Abstract

With globalization and emerging voice-activated systems, accent recognition systems have gained more importance. Foreign-accented English shows different acoustical characteristics from native English pronunciation. It varies based on native language of speakers. This work investigated the similarities and differences between spectral and time-domain characteristics of vowel production for English /hvd/ words spoken by native Mandarin, Hindi, and American English speakers. Fundamental frequency, the first four formants, mel-cepstral coefficients, linear predictive coefficients, harmonicity, spectral centroid, spectral spread, tonality, spectral flatness, pitch range coefficients, and zero crossings rate were examined for male and female speakers of English. One-way ANOVA was performed to find the significant correlations.
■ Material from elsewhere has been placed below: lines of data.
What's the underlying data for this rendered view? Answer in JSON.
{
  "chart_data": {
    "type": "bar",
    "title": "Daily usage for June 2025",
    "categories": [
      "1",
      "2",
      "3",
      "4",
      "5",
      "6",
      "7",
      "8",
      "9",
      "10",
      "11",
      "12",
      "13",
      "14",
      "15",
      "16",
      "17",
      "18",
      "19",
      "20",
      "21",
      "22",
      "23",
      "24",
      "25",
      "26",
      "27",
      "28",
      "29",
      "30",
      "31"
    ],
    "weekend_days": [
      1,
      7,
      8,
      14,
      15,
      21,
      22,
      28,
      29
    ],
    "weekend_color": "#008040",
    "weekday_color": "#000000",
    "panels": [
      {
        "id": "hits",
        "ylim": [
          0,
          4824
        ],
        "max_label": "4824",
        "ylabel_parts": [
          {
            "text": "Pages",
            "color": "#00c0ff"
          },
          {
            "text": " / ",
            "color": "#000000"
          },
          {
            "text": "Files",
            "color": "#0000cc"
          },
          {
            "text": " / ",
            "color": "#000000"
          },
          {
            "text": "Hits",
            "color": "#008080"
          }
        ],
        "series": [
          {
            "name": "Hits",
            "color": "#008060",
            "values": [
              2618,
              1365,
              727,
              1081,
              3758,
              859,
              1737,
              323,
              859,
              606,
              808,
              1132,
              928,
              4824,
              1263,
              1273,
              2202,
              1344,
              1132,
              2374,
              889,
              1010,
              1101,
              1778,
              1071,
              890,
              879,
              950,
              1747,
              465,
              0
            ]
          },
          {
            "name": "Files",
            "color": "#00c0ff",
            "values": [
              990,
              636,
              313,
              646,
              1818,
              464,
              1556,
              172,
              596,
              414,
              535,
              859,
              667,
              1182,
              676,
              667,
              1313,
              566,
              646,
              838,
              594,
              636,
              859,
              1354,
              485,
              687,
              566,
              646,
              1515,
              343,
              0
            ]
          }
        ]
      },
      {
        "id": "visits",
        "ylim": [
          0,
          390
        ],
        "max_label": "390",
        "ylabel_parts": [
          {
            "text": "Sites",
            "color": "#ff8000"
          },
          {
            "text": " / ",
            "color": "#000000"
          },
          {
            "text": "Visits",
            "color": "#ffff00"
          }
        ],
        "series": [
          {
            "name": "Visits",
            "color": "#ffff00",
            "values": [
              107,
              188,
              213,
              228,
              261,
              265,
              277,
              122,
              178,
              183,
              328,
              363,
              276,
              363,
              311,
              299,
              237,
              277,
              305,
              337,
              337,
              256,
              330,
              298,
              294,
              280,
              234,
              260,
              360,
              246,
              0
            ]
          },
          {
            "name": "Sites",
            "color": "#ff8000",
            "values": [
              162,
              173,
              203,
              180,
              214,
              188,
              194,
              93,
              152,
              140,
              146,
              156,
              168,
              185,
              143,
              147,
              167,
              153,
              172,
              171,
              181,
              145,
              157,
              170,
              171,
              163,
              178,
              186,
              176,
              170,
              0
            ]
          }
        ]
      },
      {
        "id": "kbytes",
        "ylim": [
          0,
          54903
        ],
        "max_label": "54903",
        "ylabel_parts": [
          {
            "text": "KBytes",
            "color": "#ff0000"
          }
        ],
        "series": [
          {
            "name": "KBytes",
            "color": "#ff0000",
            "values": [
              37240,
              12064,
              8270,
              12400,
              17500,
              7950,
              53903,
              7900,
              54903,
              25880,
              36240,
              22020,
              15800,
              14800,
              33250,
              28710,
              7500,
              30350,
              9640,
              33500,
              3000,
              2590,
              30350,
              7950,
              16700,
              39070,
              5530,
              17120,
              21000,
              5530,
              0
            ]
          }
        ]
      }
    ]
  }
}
Lindblom’s perceptual distance of the corner vowels was calculated for further analysis. Our preliminary findings indicated that the vowel spaces of the male L2 speakers were smaller than the male L1 speakers’ vowel space. The F1-F2 space of the corner vowel /ɑ/ presented the most variance among L1 and L2 speakers. The vowel space of the female Hindi-accented English was found to be nearly triangular shaped. For the vowels /i/ and /ɪ/, Mandarin- and Hindi-accented English showed similar characteristics. Short-time energy had significant means between L1 and L2 speakers (p < 0.001) for the vowels /i/ as in ‘heed’ and /ɪ/ as in ‘hid’. Higher F1 frequencies were calculated for the vowels /ӕ/ as in ‘had’, /ε/ as in ‘head’ and /ʌ/ as in ‘hud’ spoken by Mandarin-accented speakers. Time-domain based features provided noteworthy differences between the female L1 and L2 speakers of English. The baseline classification system showed that spectral features had higher impacts on recognizing Mandarin- and Hindi-accented English.